An Ancient Peruvian Textile
Following Threads from the Ancient Past
Isaac Facio, assistant conservator, textiles, with Elizabeth Pope, senior research associate, Art of the Americas and Textiles
Few people get to examine the microstructure of textiles—vital details that can reveal information about the maker and the history of an object—yet that is a key feature and privilege of conservation work. The 2019 exhibition Super/Natural: Textiles of the Andes gave me the opportunity to revisit two centuries-old sections of a border intended to be sewn onto a garment that had been made by the ancient Nazca.
These fragments were embroidered with multicolored paired felines (likely the pampas cat) on a deep-red ground. From the time they were first acquired by the museum in 1956, both had areas of loss and decay, numerous broken fibers, and large areas of loose spiraling threads. Faced with such extensive damage, the approach is to follow in the path of the original makers and bring the piece back to its original state as much as possible. These areas of loss also provide an opportunity to literally follow the threads and visualize the whole in the parts.
The ancient Nazca created their multicolored and highly detailed decorative borders using a variety of techniques, including stem-stitch embroidery, as shown with these fragments. The embroidery was created primarily using wool from the Camelidae family (which includes llamas, alpacas, vicuñas, and guanacos), with threads moving over four warps and back under two warps in a continuous chain.
The initial examination of these pieces revealed that beneath the layer of wool embroidery is a dark-brown cotton plain-weave foundation cloth. But what to make of the series of loose spirals of fiber that emerge from the edges of both fragments?
The loose spirals are lines of stem-stitch embroidery whose foundation fabric has been lost to time: the cotton foundation fabric (the cellulosic, plant material) had deteriorated in these areas, yet the vibrant dyes and the looping camelid wool fibers (the proteinaceous, animal-based material) were preserved. This is likely due to the conditions in which these objects lived before they entered the collection.

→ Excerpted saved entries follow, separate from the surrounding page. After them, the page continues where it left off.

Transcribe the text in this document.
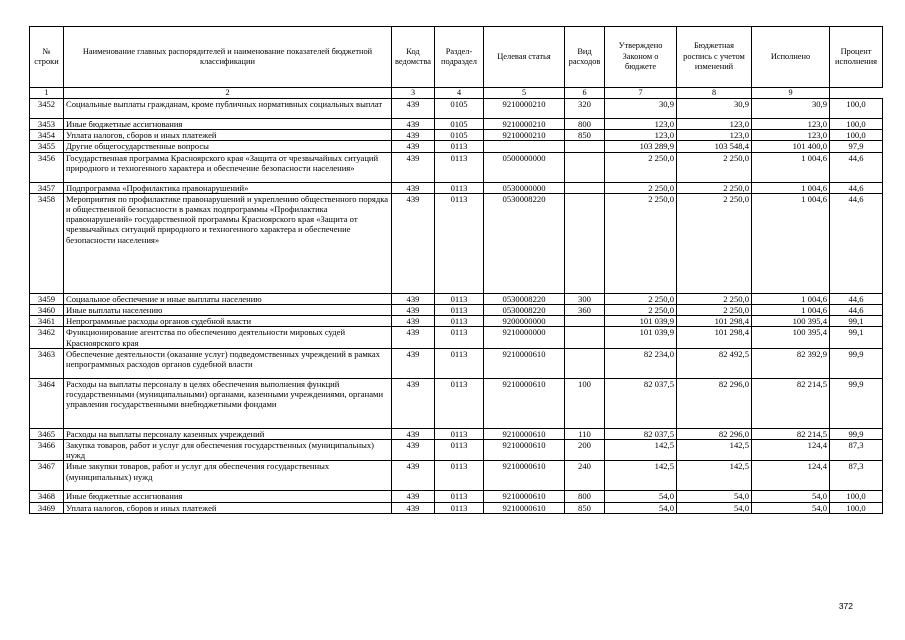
№ строки	Наименование главных распорядителей и наименование показателей бюджетной классификации	Код ведомства	Раздел-подраздел	Целевая статья	Вид расходов	Утверждено Законом о бюджете	Бюджетная роспись с учетом изменений	Исполнено	Процент исполнения
1	2	3	4	5	6	7	8	9	
3452	Социальные выплаты гражданам, кроме публичных нормативных социальных выплат	439	0105	9210000210	320	30,9	30,9	30,9	100,0
3453	Иные бюджетные ассигнования	439	0105	9210000210	800	123,0	123,0	123,0	100,0
3454	Уплата налогов, сборов и иных платежей	439	0105	9210000210	850	123,0	123,0	123,0	100,0
3455	Другие общегосударственные вопросы	439	0113			103 289,9	103 548,4	101 400,0	97,9
3456	Государственная программа Красноярского края «Защита от чрезвычайных ситуаций природного и техногенного характера и обеспечение безопасности населения»	439	0113	0500000000		2 250,0	2 250,0	1 004,6	44,6
3457	Подпрограмма «Профилактика правонарушений»	439	0113	0530000000		2 250,0	2 250,0	1 004,6	44,6
3458	Мероприятия по профилактике правонарушений и укреплению общественного порядка и общественной безопасности в рамках подпрограммы «Профилактика правонарушений» государственной программы Красноярского края «Защита от чрезвычайных ситуаций природного и техногенного характера и обеспечение безопасности населения»	439	0113	0530008220		2 250,0	2 250,0	1 004,6	44,6
3459	Социальное обеспечение и иные выплаты населению	439	0113	0530008220	300	2 250,0	2 250,0	1 004,6	44,6
3460	Иные выплаты населению	439	0113	0530008220	360	2 250,0	2 250,0	1 004,6	44,6
3461	Непрограммные расходы органов судебной власти	439	0113	9200000000		101 039,9	101 298,4	100 395,4	99,1
3462	Функционирование агентства по обеспечению деятельности мировых судей Красноярского края	439	0113	9210000000		101 039,9	101 298,4	100 395,4	99,1
3463	Обеспечение деятельности (оказание услуг) подведомственных учреждений в рамках непрограммных расходов органов судебной власти	439	0113	9210000610		82 234,0	82 492,5	82 392,9	99,9
3464	Расходы на выплаты персоналу в целях обеспечения выполнения функций государственными (муниципальными) органами, казенными учреждениями, органами управления государственными внебюджетными фондами	439	0113	9210000610	100	82 037,5	82 296,0	82 214,5	99,9
3465	Расходы на выплаты персоналу казенных учреждений	439	0113	9210000610	110	82 037,5	82 296,0	82 214,5	99,9
3466	Закупка товаров, работ и услуг для обеспечения государственных (муниципальных) нужд	439	0113	9210000610	200	142,5	142,5	124,4	87,3
3467	Иные закупки товаров, работ и услуг для обеспечения государственных (муниципальных) нужд	439	0113	9210000610	240	142,5	142,5	124,4	87,3
3468	Иные бюджетные ассигнования	439	0113	9210000610	800	54,0	54,0	54,0	100,0
3469	Уплата налогов, сборов и иных платежей	439	0113	9210000610	850	54,0	54,0	54,0	100,0
372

Understanding their original structure and the methods that ancient Nazca artists used to create these works, I was able to reorient the loose embroidery threads and place them in better alignment with the textile fragments. The two sections were stabilized with pins, enabling the very fragile pieces to be secured for future study and remounted for display. The fragments are too brittle for additional intervention at this time—the goal was to consolidate, stabilize, and prevent further damage of already very fragile pieces.
In collaboration with colleagues who study the people and cultures who made the work, conservators piece together evidence of what remains to give insight into an object’s narrative, enabling us to reconstruct and repair the work and to contribute to a deeper understanding of an artistic tradition. This intimate interaction becomes a trip back in time, a transcendent connection with the object’s makers. Through it we gain a fresh perspective on the incredible things crafted to decorate ourselves and our surroundings in textile and fiber, healing and finding solace in our shared human experience.
Though conservators work hard to maintain the health and longevity of the museum’s collection, they work behind the scenes and mostly out of the public eye. We share these stories because conservation is something you might never even notice—and at its best, you never will.